Hay gente muy rara, pero cuesta creer que alguien reforme su casa para dejarla peor que estaba. Mire, he quitado la ducha de hidromasaje y la preciosa mampara de vidrio y las he sustituido por una bañera tipo pileta con unas cortinas de plástico. El baño ha quedado que da pena verlo pero, como es muy incómodo, ahora se duchan menos y ahorro una pasta. De todas maneras, me temo que la reforma no es suficiente, así que ya estoy pensando en cambiar la cisterna, por una de aquellas que se tiraba de la cadena, y sustituir el portarrollos por un clavo para colgar hojas de periódico en vez de papel higiénico.
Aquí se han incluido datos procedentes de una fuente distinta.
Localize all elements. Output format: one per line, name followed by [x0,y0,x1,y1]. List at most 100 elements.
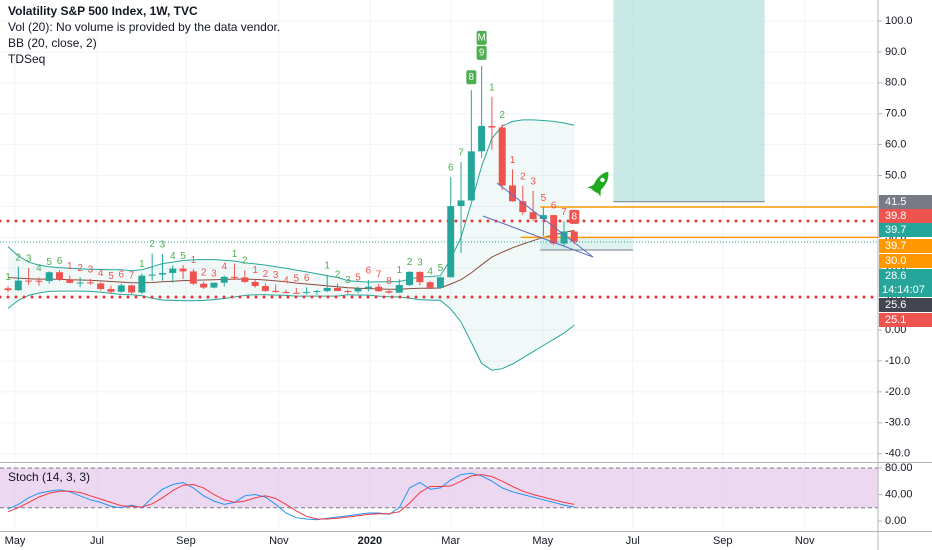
td-label: 3 [26,254,32,265]
price-label-bg [879,209,932,223]
candle-body [333,287,341,292]
candle-body [66,279,74,283]
bb-lower [7,290,575,371]
candle-body [354,288,362,292]
candle-body [148,274,156,276]
candle-body [416,271,424,283]
candle-body [261,286,269,291]
candle-body [364,286,372,289]
td-label: 7 [561,207,567,218]
td-label: 7 [458,148,464,159]
price-label: 25.6 [885,299,906,311]
x-tick-label: Nov [795,535,815,547]
candle-body [313,291,321,293]
td-label: 6 [448,163,454,174]
td-label: 5 [46,257,52,268]
td-label: 2 [77,263,83,274]
candle-body [447,206,455,278]
candle-body [292,292,300,294]
td-label: 3 [160,240,166,251]
chart-title: Volatility S&P 500 Index, 1W, TVC [8,4,198,18]
td-label: 2 [149,239,155,250]
price-label: 39.7 [885,224,906,236]
candle-body [210,282,218,288]
td-label: 6 [551,200,557,211]
td-label: 6 [57,256,63,267]
candle-body [4,288,12,291]
td-label: 1 [139,259,145,270]
y-tick-label: 80.00 [885,462,913,474]
candle-body [488,125,496,128]
candle-body [128,285,136,293]
candle-body [550,215,558,244]
td-label: 2 [499,110,505,121]
y-tick-label: -40.0 [885,448,910,460]
y-tick-label: -20.0 [885,386,910,398]
price-label: 28.6 [885,270,906,282]
y-tick-label: -30.0 [885,417,910,429]
price-label-bg [879,223,932,237]
stoch-title: Stoch (14, 3, 3) [8,470,90,484]
price-label-bg [879,313,932,327]
td-label: 2 [263,269,269,280]
td-label: 1 [67,261,73,272]
td-label: 5 [180,251,186,262]
bb-upper [7,119,575,283]
td-label: 2 [242,256,248,267]
x-tick-label: Sep [176,535,196,547]
y-tick-label: 60.0 [885,139,906,151]
candle-body [509,185,517,202]
candle-body [282,292,290,294]
candle-body [86,282,94,284]
td-label: 5 [541,193,547,204]
candle-body [529,212,537,220]
price-label-bg [879,239,932,253]
td-label: 4 [98,268,104,279]
candle-body [426,282,434,288]
candle-body [97,283,105,290]
td-label: 3 [530,176,536,187]
candle-body [385,291,393,293]
price-label-bg [879,298,932,312]
td-label: 1 [5,272,11,283]
td-mark: M [477,32,485,43]
candle-body [231,276,239,278]
legend-line: TDSeq [8,52,45,66]
td-label: 2 [407,257,413,268]
y-tick-label: 40.00 [885,488,913,500]
price-label-bg [879,254,932,268]
td-label: 4 [170,251,176,262]
countdown: 14:14:07 [882,284,925,296]
candle-body [251,281,259,287]
td-label: 2 [520,172,526,183]
candle-body [200,283,208,288]
price-label: 39.7 [885,240,906,252]
td-label: 4 [221,261,227,272]
countdown-bg [879,283,932,297]
td-label: 2 [201,267,207,278]
candle-body [35,280,43,282]
wedge-line [482,215,594,258]
candle-body [220,276,228,283]
x-tick-label: 2020 [358,535,382,547]
td-label: 2 [335,269,341,280]
td-label: 1 [232,249,238,260]
candle-body [158,272,166,275]
td-label: 5 [438,263,444,274]
td-label: 8 [386,276,392,287]
y-tick-label: 100.0 [885,15,913,27]
candle-body [303,291,311,293]
td-box [569,209,580,224]
y-tick-label: 0.00 [885,515,906,527]
td-label: 9 [479,47,485,58]
candle-body [169,268,177,273]
candle-body [323,287,331,292]
td-label: 3 [345,275,351,286]
price-label: 30.0 [885,255,906,267]
candle-body [498,127,506,186]
x-tick-label: Jul [626,535,640,547]
td-label: 5 [294,274,300,285]
x-tick-label: May [5,535,26,547]
td-label: 1 [324,260,330,271]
Una reforma, como esta del baño, fue lo que hizo el gobierno con los derechos laborales. Bajó los salarios, redujo la indemnización por despido y aumentó la precariedad. Reformó lo que había para dejarlo peor. Y quedó contentísimo. Dice que fue un éxito. Que los trabajadores disfrutaban de unos derechos que había que rebajar porque eran un lujo que arruinaba a los empresarios. A unos empresarios que habían amasado sus grandes fortunas mientras estaba vigente la ley que, El Gobierno, se apresuró a reformar. Así que no entiendo nada. No entiendo que la solución sea derribar lo que funcionaba bien para construir sobre los escombros y hacerlo peor. Es el mundo al revés. Es ir para atrás y decir que vamos bien.
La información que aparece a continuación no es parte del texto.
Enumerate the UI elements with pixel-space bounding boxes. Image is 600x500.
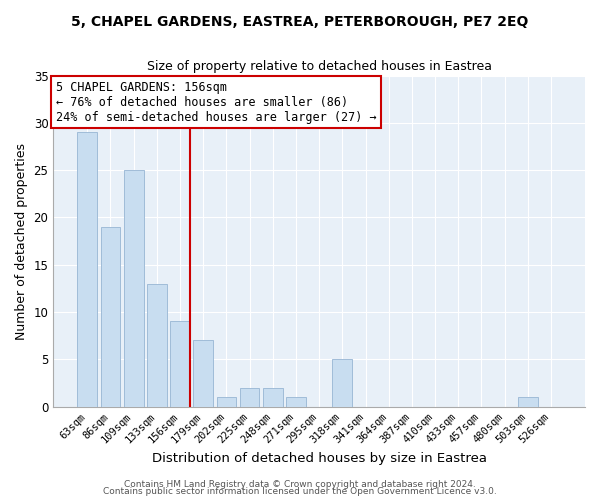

El caso que eso de que las cosas deben empeorar para que todo mejore, se lo había oído yo nada menos que a Alfred Pennyworth, el mayordomo de Batman. Aquel viejo guasón que se mostraba asombrado por la candidez de Bruce y le decía que los villanos son muy simples, pues siempre repiten la misma fórmula, tanto en el fondo como en la forma.
Tenía razón. Si nos fijamos en lo que ocurre ahora y lo comparamos con lo que decía Cervantes, en “El Retablo de las maravillas”, vemos que siguen empleando los mismos trucos que en la Edad Media. Unos estafadores aparecen en el pueblo anunciando que presentarán el espectáculo más asombroso que se ha visto nunca pero ponen una condición: que sólo podrán verlo quienes tengan un origen legítimo y no anden en tratos con el demonio. De modo que cuando irrumpe alguien que no participa en el delirio de la farsa y por tanto atestigua que el escenario está vacío, el alcalde lo señala con un anatema terrible que, en aquellos tiempos, significaba condenarlo a la hoguera sin remisión: “¡ Es de ellos, no ve nada!”
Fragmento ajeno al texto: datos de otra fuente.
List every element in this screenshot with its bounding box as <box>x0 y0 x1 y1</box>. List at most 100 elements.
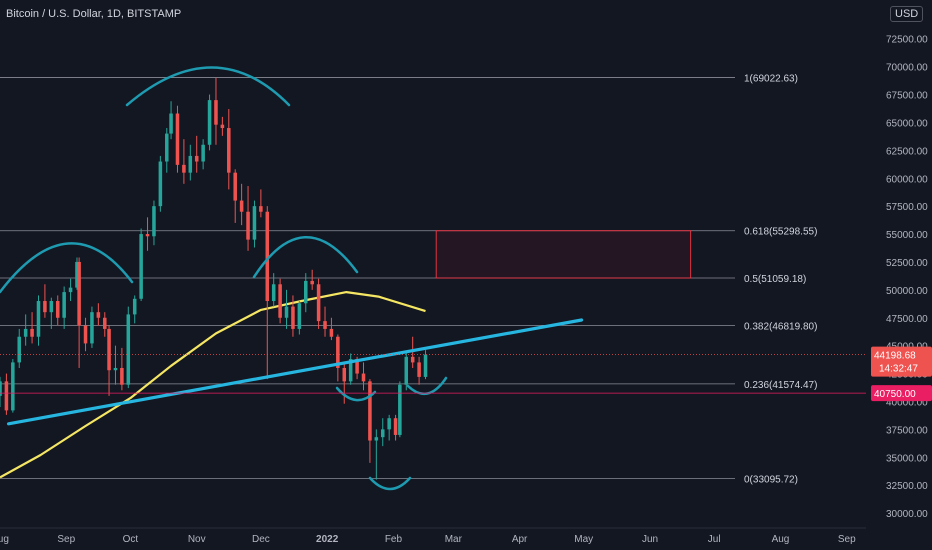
right-bottom-arc[interactable] <box>406 376 448 396</box>
candle-down <box>259 206 263 212</box>
time-tick-label: Dec <box>252 534 270 545</box>
candle-up <box>304 280 308 304</box>
time-tick-label: Aug <box>0 534 9 545</box>
candle-up <box>68 287 73 293</box>
fib-level-label: 1(69022.63) <box>744 74 798 85</box>
price-badges: 44198.68 14:32:47 40750.00 <box>871 346 932 402</box>
candle-down <box>182 164 186 173</box>
fib-level-label: 0.236(41574.47) <box>744 380 817 391</box>
price-tick-label: 65000.00 <box>886 118 928 129</box>
time-tick-label: Jul <box>708 534 721 545</box>
time-tick-label: 2022 <box>316 534 339 545</box>
trendline-support[interactable] <box>6 318 584 426</box>
right-shoulder-arc[interactable] <box>252 236 359 279</box>
candle-down <box>246 211 250 240</box>
candle-up <box>207 100 212 145</box>
currency-button[interactable]: USD <box>890 6 924 22</box>
time-axis[interactable]: Aug Sep Oct Nov Dec 2022 Feb Mar Apr May Jun Jul Aug… <box>0 527 866 545</box>
candle-down <box>393 418 398 435</box>
candle-down <box>103 317 107 329</box>
price-tick-label: 55000.00 <box>886 230 928 241</box>
price-tick-label: 52500.00 <box>886 258 928 269</box>
moving-average-line <box>0 291 426 479</box>
time-tick-label: Aug <box>772 534 790 545</box>
time-tick-label: Apr <box>512 534 528 545</box>
candle-down <box>227 128 231 173</box>
pattern-arcs[interactable] <box>0 66 448 491</box>
candle-up <box>62 292 66 318</box>
candle-up <box>23 328 28 337</box>
candle-down <box>361 373 366 382</box>
candle-down <box>316 284 321 322</box>
marked-level-value: 40750.00 <box>874 389 916 400</box>
low-bottom-arc[interactable] <box>368 476 412 491</box>
candle-down <box>145 234 150 237</box>
candle-down <box>83 325 88 344</box>
price-tick-label: 57500.00 <box>886 202 928 213</box>
candlesticks <box>0 77 428 480</box>
candle-down <box>336 336 340 368</box>
target-zone[interactable] <box>435 230 692 279</box>
target-zone-box[interactable] <box>435 230 692 279</box>
trendline[interactable] <box>6 318 584 426</box>
candle-up <box>36 301 41 337</box>
candle-up <box>252 206 257 240</box>
price-axis[interactable]: 30000.00 32500.00 35000.00 37500.00 40000.00… <box>866 0 932 550</box>
candle-down <box>310 280 314 285</box>
price-tick-label: 37500.00 <box>886 425 928 436</box>
candle-up <box>113 367 118 371</box>
candle-down <box>278 284 282 318</box>
candle-down <box>43 301 47 313</box>
time-tick-label: Oct <box>123 534 139 545</box>
candle-up <box>132 298 137 315</box>
price-tick-label: 40000.00 <box>886 397 928 408</box>
candle-up <box>0 381 2 396</box>
candle-up <box>139 234 143 299</box>
time-tick-label: Nov <box>188 534 206 545</box>
last-price-value: 44198.68 <box>874 351 916 362</box>
candle-down <box>120 367 124 385</box>
time-tick-label: Jun <box>642 534 658 545</box>
candle-down <box>77 261 81 326</box>
candle-down <box>175 113 180 165</box>
candle-up <box>11 362 15 411</box>
candle-up <box>271 284 276 302</box>
candle-down <box>291 306 295 329</box>
left-shoulder-arc[interactable] <box>0 242 134 294</box>
candle-down <box>342 367 347 382</box>
candle-down <box>30 328 34 337</box>
candle-down <box>417 362 421 377</box>
candle-down <box>4 381 9 411</box>
time-tick-label: May <box>574 534 593 545</box>
price-lines <box>0 354 866 394</box>
price-tick-label: 30000.00 <box>886 509 928 520</box>
price-tick-label: 32500.00 <box>886 481 928 492</box>
head-arc[interactable] <box>125 66 291 107</box>
price-axis-background <box>866 0 932 550</box>
last-price-badge <box>871 346 932 377</box>
candle-up <box>387 418 391 430</box>
moving-average <box>0 291 426 479</box>
price-tick-label: 60000.00 <box>886 174 928 185</box>
fib-level-label: 0.382(46819.80) <box>744 321 817 332</box>
candle-up <box>90 312 94 344</box>
candle-up <box>398 384 402 435</box>
candle-down <box>55 301 60 318</box>
candle-up <box>404 356 409 385</box>
price-tick-label: 70000.00 <box>886 63 928 74</box>
left-bottom-arc[interactable] <box>335 386 377 402</box>
candle-down <box>355 359 359 374</box>
candle-up <box>126 314 131 385</box>
marked-level-badge <box>871 385 932 402</box>
candle-up <box>297 303 302 329</box>
candle-up <box>188 155 193 173</box>
candle-down <box>233 172 237 201</box>
candle-up <box>374 437 379 441</box>
fib-level-label: 0.5(51059.18) <box>744 274 806 285</box>
candle-up <box>49 301 54 313</box>
candle-up <box>380 429 385 438</box>
price-tick-label: 47500.00 <box>886 314 928 325</box>
candle-up <box>158 161 163 207</box>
Han pasado ya varios siglos pero seguimos en las mismas. Sólo fingiendo o creyendo ver lo que no existe podemos librarnos de que no nos acusen de pertenecer a ese “ellos” infame. El hecho de ver la realidad, y contarla, convierte, a quien se atreve, en un proscrito y un apestado.
De todas maneras, a menos que se participe en el delirio de la farsa, cualquiera puede ver que las reformas son a peor. Pretenden que cuando todo esto acabe, y por todo me refiero a las reformas en marcha, que no se limitan al baño sino al conjunto de la vivienda, la casa se parezca a la que había allá por los años setenta. Solo entonces, cuando se vuelva inhabitable, empezarán las mejoras. Los hijos volverán a reformar el baño para ponerlo como lo tenían sus padres.